Time for Trams

How to build trams in the UK and get Britain moving

12 March 2026
Trams in Birmingham
Trams in Birmingham

 

The ‘Back on Track’ report from Create Streets and Britain Remade explores why and how we can make it quicker, cheaper and easier to build trams and get Britain moving sustainably.

Using Leeds as a case study, the report demonstrates how making it easier to get around towns and cities by public transport and creating new homes along these routes is critical to creating happier, healthier and greener places.

Trams are experiencing a renaissance around the world, with 21 French cities building a tramway this century. In Germany, 60 German cities now have a tram. China has built 35 tramlines since 2010 and even America has 27 light rail systems, the larger counterpart to trams. 

Britain has fallen behind. Only seven British cities have a tram, which means that the UK is missing out on the many benefits that tramways bring.

Nicholas Boys Smith, founding chairman of Create Streets, said: '"t’s time for trams. We took a historic wrong turn when we ripped up our tram system in the 1950s undermining the fundamental ease of movement and interaction for business and pleasure which underpins all successful places. Europe and the US have realised this. Now we need to as well.

If we are to decarbonise transport, cut air pollution, and boost urban productivity and growth then reliable and fast public transport is critical. We have unintentionally made it very expensive to create new trams. British trams are two and a half times more expensive than French trams per mile and almost three times as expensive as German trams.

"This is due to details in the New Roads and Street Works Act 1991, The Streets Works (Sharing of Costs of Works) Regulation 2000 and the Transport and Works Act 1992. It’s time to fix that. The good news is that we know how. This report sets out in detail how. I hope that it will help unlock the new homes, increased productivity and sustainable growth patterns that the country desperately needs."

The case for trams

Trams have a higher capacity, lower emissions, and better ride quality than either cars or buses. A single lane of a city street could carry 1,500 people per hour in cars, 8,000 people in buses, or up to 22,000 people if it was used as a tramway. 
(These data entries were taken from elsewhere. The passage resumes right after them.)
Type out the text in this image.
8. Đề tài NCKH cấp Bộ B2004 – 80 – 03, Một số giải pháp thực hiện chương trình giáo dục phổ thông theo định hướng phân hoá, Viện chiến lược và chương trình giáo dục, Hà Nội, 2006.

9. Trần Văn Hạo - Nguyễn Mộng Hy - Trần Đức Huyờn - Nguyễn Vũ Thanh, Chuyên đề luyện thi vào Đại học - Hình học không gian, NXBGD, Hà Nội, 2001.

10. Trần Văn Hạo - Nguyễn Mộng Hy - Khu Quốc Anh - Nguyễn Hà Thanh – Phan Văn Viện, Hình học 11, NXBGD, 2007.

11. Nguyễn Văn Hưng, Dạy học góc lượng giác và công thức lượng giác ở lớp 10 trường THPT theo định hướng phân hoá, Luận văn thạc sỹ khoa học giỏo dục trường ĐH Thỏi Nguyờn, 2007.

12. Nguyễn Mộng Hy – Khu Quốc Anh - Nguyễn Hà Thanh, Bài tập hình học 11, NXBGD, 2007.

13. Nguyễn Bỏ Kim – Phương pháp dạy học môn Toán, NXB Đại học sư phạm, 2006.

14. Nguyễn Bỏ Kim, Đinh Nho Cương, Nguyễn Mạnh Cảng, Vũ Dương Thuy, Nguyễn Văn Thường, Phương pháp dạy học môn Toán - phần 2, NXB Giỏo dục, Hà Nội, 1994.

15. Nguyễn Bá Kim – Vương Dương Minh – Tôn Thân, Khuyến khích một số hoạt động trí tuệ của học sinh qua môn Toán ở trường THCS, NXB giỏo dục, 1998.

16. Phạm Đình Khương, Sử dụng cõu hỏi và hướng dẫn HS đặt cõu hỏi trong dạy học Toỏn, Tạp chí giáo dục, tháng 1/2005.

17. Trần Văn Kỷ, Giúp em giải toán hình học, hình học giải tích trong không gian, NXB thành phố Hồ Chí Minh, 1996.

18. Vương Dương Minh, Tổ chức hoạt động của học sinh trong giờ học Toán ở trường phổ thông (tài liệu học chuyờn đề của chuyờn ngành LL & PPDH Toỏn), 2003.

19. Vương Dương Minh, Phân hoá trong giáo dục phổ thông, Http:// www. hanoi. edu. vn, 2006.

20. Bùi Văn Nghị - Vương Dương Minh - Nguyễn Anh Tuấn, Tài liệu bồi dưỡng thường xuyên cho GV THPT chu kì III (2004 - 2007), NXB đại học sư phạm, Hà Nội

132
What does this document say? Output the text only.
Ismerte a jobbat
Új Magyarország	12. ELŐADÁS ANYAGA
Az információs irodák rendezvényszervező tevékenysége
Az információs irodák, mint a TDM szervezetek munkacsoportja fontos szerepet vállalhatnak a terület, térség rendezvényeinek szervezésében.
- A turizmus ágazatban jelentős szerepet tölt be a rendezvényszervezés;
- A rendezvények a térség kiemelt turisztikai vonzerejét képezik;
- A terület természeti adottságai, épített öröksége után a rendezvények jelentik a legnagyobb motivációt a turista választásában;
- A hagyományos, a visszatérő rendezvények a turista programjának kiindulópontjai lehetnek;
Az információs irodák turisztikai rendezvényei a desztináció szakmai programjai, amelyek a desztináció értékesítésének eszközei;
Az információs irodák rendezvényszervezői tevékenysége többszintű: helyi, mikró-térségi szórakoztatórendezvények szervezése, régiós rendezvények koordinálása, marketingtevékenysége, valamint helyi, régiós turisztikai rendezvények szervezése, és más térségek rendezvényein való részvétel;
With more doors, longer carriages, larger stops, and signal priority, trams can easily move thousands of people along a busy corridor in Britain’s cities. 

Trams can combine the capacity advantages of trains with the immediacy and lower cost of buses.

Trams lower emissions by encouraging motorists to switch to public transport for some or all of their journey, with 30% of Nottingham tram users switching from their car to public transport. 

The tram in Tours, France has led to 25,000 fewer cars on the city’s streets and an annual 40,000 tonne reduction in CO2 emissions. Trams do not produce tailpipe emissions, unlike diesel buses, and only produce negligible particulate emissions, unlike buses’ rubber tyres.

To help encourage standardisation and develop a pipeline of projects, the report suggest sthat:

  • The Department for Transport (DfT) should create a specialist delivery unit responsible for trams, metro and light rail within its new public transport directorship.

  • This team should work with industry bodies to develop a national tram standard modelled after the German common set of standards, their VDV Blue Books and BOStrab.

  • This unit should encourage replicable and low cost engineering solutions and capture lessons where trams were delivered cheaply both in the UK and abroad, as well as advocate for cheaper, simpler tram stop designs.

  • Additionally, the Competition and Markets Authority should issue guidance explicitly allowing cooperation of tram promoters to jointly procure new tram vehicles.